Historically low snowfall totals across the Western U.S. has reduced visits to Vail Resorts (MTN) properties, by 10.8% this year. Vail, Park City and Beaver Creek (CO based resorts) received their lowest snowfall totals in 30 years (50% less than the next lowest winter season), while their 3 California based properties received 69% less snow than the 20-year average. Despite the lack of fresh powder, MTN reports that lift ticket revenue is up 1.6% YOY; with season pass sales (+14% YOY to 740,000) helping to offset the decline in single day visits (and lift ticket sales). Revenue declines from ski school (4.5%), dining (8.7%) and retail/rental property (11.5%), more accurately reflect the impact the weather has had on the company’s bottom line.

Howie Long-Short: MTN CEO Rob Katz has told investors the “challenging conditions” will cause the company to miss earlier earnings projections, but said the guaranteed revenue from season pass sales (+20% YOY) and investments the company has made in off-slope amenities (i.e. Park City got a $50 million renovation in ’15) would prevent further declines; even if the lack of snowfall continues.

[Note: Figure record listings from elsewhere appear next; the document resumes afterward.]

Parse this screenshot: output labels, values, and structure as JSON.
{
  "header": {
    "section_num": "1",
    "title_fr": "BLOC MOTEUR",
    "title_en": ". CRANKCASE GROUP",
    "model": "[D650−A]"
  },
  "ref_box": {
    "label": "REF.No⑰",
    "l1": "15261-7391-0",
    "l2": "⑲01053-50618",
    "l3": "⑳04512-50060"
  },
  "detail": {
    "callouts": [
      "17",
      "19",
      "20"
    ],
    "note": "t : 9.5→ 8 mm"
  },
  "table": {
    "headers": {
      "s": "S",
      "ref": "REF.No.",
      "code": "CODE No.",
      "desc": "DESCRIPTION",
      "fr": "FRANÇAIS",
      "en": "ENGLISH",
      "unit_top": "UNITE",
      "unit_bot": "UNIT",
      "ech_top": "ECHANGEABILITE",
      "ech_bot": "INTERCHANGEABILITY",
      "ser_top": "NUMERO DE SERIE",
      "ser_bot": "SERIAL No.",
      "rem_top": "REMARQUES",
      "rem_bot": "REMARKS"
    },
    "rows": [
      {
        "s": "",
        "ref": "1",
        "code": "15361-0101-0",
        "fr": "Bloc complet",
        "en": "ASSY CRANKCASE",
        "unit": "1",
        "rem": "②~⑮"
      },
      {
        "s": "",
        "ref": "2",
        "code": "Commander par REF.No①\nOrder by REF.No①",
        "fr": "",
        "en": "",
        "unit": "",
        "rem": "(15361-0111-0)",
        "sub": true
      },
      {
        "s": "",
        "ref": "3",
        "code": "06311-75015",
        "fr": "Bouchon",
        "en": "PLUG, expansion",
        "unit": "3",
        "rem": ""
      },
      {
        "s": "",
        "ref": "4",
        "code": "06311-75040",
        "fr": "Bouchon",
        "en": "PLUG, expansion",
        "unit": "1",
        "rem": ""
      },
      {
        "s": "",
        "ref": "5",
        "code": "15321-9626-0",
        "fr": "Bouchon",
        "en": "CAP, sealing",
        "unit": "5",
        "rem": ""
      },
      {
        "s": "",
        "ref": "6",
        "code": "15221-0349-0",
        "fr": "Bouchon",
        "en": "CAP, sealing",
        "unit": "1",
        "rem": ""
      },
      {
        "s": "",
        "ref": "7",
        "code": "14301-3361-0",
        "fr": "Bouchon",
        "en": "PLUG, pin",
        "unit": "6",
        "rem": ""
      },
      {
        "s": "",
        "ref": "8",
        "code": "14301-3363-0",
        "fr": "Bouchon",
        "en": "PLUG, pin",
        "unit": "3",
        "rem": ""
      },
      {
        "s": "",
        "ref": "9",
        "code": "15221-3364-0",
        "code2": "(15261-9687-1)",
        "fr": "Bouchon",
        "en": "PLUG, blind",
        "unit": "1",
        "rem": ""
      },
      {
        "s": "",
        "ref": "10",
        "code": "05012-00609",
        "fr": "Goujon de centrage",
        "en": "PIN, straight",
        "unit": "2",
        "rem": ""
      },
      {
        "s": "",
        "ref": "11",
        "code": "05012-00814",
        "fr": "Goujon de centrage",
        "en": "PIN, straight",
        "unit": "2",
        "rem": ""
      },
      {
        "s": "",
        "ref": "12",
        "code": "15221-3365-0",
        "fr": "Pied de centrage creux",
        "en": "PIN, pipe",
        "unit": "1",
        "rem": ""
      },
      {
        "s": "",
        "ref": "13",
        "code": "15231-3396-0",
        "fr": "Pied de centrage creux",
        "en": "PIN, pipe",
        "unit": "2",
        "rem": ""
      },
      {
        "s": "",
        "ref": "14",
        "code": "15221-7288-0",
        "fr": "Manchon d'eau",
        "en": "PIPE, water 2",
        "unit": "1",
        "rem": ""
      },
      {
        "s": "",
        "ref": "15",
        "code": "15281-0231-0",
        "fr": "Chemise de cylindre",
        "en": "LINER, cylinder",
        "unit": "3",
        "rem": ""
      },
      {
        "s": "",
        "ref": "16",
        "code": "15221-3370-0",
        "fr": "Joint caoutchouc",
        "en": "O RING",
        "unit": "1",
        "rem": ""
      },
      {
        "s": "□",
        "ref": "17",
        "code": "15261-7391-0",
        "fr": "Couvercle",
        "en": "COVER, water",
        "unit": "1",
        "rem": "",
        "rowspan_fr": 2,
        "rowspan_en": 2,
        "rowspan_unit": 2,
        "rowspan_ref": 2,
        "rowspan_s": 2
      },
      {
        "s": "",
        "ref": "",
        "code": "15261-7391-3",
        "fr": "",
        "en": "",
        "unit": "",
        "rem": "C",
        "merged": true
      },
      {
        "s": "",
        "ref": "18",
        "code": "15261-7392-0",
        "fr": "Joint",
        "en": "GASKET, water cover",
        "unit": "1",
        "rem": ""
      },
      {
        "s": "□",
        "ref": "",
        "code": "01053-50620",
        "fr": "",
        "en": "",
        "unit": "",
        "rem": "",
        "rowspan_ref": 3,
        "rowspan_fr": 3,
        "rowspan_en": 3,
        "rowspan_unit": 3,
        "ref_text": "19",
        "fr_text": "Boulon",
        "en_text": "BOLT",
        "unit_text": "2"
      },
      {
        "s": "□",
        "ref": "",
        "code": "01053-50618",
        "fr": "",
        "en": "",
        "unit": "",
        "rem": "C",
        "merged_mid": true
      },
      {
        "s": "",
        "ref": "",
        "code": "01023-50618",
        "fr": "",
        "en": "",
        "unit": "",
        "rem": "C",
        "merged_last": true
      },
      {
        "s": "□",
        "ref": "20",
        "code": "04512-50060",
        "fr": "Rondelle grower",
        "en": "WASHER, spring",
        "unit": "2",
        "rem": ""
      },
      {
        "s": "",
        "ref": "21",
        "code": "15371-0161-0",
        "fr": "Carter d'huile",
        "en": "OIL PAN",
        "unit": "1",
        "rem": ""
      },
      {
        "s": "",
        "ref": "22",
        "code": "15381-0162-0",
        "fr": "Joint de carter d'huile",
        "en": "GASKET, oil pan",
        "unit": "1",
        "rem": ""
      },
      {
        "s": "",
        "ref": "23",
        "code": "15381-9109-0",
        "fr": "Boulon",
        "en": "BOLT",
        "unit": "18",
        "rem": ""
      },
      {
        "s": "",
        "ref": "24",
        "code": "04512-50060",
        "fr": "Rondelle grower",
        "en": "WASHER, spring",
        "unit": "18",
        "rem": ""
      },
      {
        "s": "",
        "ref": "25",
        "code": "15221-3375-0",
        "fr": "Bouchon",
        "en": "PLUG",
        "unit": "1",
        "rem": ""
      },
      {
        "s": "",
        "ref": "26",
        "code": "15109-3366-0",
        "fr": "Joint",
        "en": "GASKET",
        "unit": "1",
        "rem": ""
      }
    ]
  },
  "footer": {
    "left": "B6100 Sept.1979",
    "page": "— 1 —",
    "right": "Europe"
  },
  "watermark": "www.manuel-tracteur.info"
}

The disappointing fiscal Q1 comes on the heels of a typically slow summer for the company, reporting a loss of $28.4 million for the quarter that ended October 31st; though that figure is down from $63 million in Q1 ’17, the improvement comes as a result of a non-recurring tax benefit.

Fan Marino: The Western U.S. hasn’t had much powder, but that isn’t the case on the East Coast or in British Columbia. MTN reported that their newest acquisitions, both Stowe (Vermont) and Whistler Blackcomb (B.C.) have had strong winters thus far. Whistler’s snow conditions (96%-97% of the terrain was open Christmas Week) even abled the resort to open a week early this season!